Fri. Nov 8th, 2024
Occasional Digest - a story for you

CRA was passed nearly 50 years ago to redress the historical practice of redlining, when the government discouraged lenders from extending mortgage loans to Black borrowers — drawing a red line around neighborhoods that were to be avoided.

The flaws in the law’s current application are underscored by the fact that the racial homeownership gap is actually wider now than it was in 1968, when redlining was legal.

The new framework, which will go into effect starting in January 2026, requires banks to lend to lower-income communities in areas where they have a concentration of mortgage and small-business loans, rather than just where they have physical branches — a change meant to bring the CRA into the modern era of online banking. It assesses banks’ retail lending and community development financing with equal weight, using benchmarks based on peer and demographic data.

Banks oppose the new loan-threshold test, which the Fed, the FDIC and the Office of the Comptroller of the Currency first proposed last year. Banking industry groups argue that the requirement could result in lenders shuttering operations or restricting loans in more sparsely populated areas to avoid triggering CRA obligations for the broader region.

Fed Chair Jerome Powell defended the rule.

It “will better achieve the purposes of the law by encouraging banks to expand access to credit, investment, and banking services in low- and moderate-income communities,” Powell said in a statement. He said it is adapted to “changes in the banking industry, such as mobile and online banking; providing greater clarity and consistency in the application of the CRA regulations; and tailoring to bank size and type.”

For large banks, the new retail-lending assessment areas would apply to areas where they originated more than 150 closed-end home mortgage loans or 400 small business loans in both of the previous two years — an increase from the proposed rule’s 100-mortgage and 250-small-business-loan thresholds.

Any bank with over $2 billion in assets is considered a “large bank” under the rule, with smaller banks exempt from new data requirements. For banks with more than $10 billion in assets, the evaluation of retail services and products would include online banking.

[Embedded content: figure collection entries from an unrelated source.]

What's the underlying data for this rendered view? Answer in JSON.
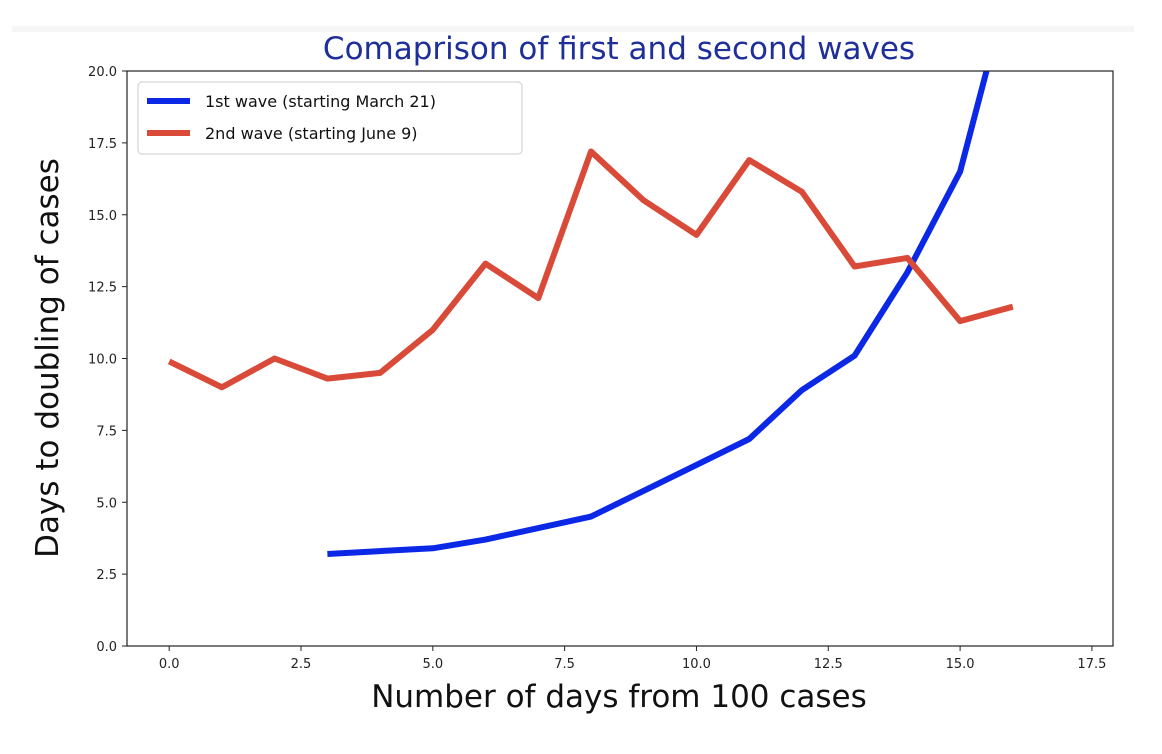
{
  "chart_data": {
    "type": "line",
    "title": "Comaprison of first and second waves",
    "xlabel": "Number of days from 100 cases",
    "ylabel": "Days to doubling of cases",
    "xlim": [
      -0.8,
      17.9
    ],
    "ylim": [
      0,
      20
    ],
    "xticks": [
      0,
      2.5,
      5,
      7.5,
      10,
      12.5,
      15,
      17.5
    ],
    "xtick_labels": [
      "0.0",
      "2.5",
      "5.0",
      "7.5",
      "10.0",
      "12.5",
      "15.0",
      "17.5"
    ],
    "yticks": [
      0,
      2.5,
      5,
      7.5,
      10,
      12.5,
      15,
      17.5,
      20
    ],
    "ytick_labels": [
      "0.0",
      "2.5",
      "5.0",
      "7.5",
      "10.0",
      "12.5",
      "15.0",
      "17.5",
      "20.0"
    ],
    "grid": false,
    "legend_position": "top-left",
    "series": [
      {
        "name": "1st wave (starting March 21)",
        "color": "#0a28e6",
        "x": [
          3,
          4,
          5,
          6,
          7,
          8,
          9,
          10,
          11,
          12,
          13,
          14,
          15,
          15.5
        ],
        "y": [
          3.2,
          3.3,
          3.4,
          3.7,
          4.1,
          4.5,
          5.4,
          6.3,
          7.2,
          8.9,
          10.1,
          13.0,
          16.5,
          20.0
        ]
      },
      {
        "name": "2nd wave (starting June 9)",
        "color": "#d94a38",
        "x": [
          0,
          1,
          2,
          3,
          4,
          5,
          6,
          7,
          8,
          9,
          10,
          11,
          12,
          13,
          14,
          15,
          16
        ],
        "y": [
          9.9,
          9.0,
          10.0,
          9.3,
          9.5,
          11.0,
          13.3,
          12.1,
          17.2,
          15.5,
          14.3,
          16.9,
          15.8,
          13.2,
          13.5,
          11.3,
          11.8
        ]
      }
    ]
  }
}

Still, community banks with over $600 million in assets would also have to comply with a new retail-lending test, expanded assessment areas and increased reporting requirements.

Under the new retail-lending test, nearly 10 percent of banks would score a “needs to improve” rating, according to an agency analysis of data from 2018 to 2020, compared with about 1 percent of banks getting that rating today.

Such a score on the retail lending test would preclude those banks from getting an overall “satisfactory” CRA rating under the final rule — below which banks are generally prohibited from merger and acquisition activity.

Fed Governor Michelle Bowman voiced opposition to the rule, saying the regulators “have arguably exceeded the authority granted by the CRA statute” by evaluating banks outside of their “deposit-taking footprint.”

“The final rule is unnecessarily complex, overly prescriptive, and contains disproportionately greater costs than benefits, adding significantly greater regulatory burden for all banks, but especially for community banks,” she said in a prepared statement.

Bowman also questioned why the agencies needed to update the rule in the first place.

“The premise of the changes being made in this rule is that banks are not doing enough to meet the credit needs of their communities,” she said. “Yet, there is no evidence provided to support this premise.”

Fair-lending and civil rights advocates say the current rules clearly aren’t working, noting the racial homeownership gap — 75 percent of white Americans own their homes, compared with 46 percent of Black Americans.